In order to make the brezels’ bath in the caustic soda solution easier it is best to freeze the unbaked brezels for a few minutes (this makes them easier to handle). Put the caustic soda solution into a large enough plastic food container with a tight-fitting lid. Bathe each brezel in this solution for about 30 seconds (turning once). Make sure to wear rubber gloves and maybe goggles, because ‘unbaked’ the solution should not get in contact with the skin or eyes. I also use metal spoons to dunk and turn the brezels and to retrieve them from the caustic soda. The rest of the solution can be kept with a firm lid on until the next time. Just make sure you label it well and keep it out of children’s reach.

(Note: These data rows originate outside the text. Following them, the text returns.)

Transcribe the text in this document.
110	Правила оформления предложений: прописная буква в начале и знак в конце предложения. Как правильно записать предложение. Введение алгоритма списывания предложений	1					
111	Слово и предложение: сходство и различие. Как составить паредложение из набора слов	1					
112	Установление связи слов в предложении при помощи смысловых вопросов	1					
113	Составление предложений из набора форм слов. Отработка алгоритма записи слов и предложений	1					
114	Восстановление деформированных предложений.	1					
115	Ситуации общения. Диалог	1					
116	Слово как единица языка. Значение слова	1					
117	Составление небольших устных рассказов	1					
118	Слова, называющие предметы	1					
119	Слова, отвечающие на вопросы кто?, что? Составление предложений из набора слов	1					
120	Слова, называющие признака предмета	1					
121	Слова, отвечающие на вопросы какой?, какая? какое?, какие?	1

Slit the thick part of the brezel (its ‘belly’) with a sharp knife or razor blade so it can rise and will not split randomly on the sides. Sprinkle with coarse sea salt and bake in the oven at 200 degrees for about 20 minutes (or until the kitchen smells fantastic and the brezels have their typical, dark brown colour).

Enjoy them warm and with some cold, salted butter. They are great for breakfast, lunch, afternoon tea, dinner and as a snack :)

PS: They really should be eaten on the same day, because they go hard quickly. They can be frozen and reheated in the oven, but best results can be achieved if you freeze the brezels before baking and then dunk them in the soda solution whilst still frozen and bake them fresh.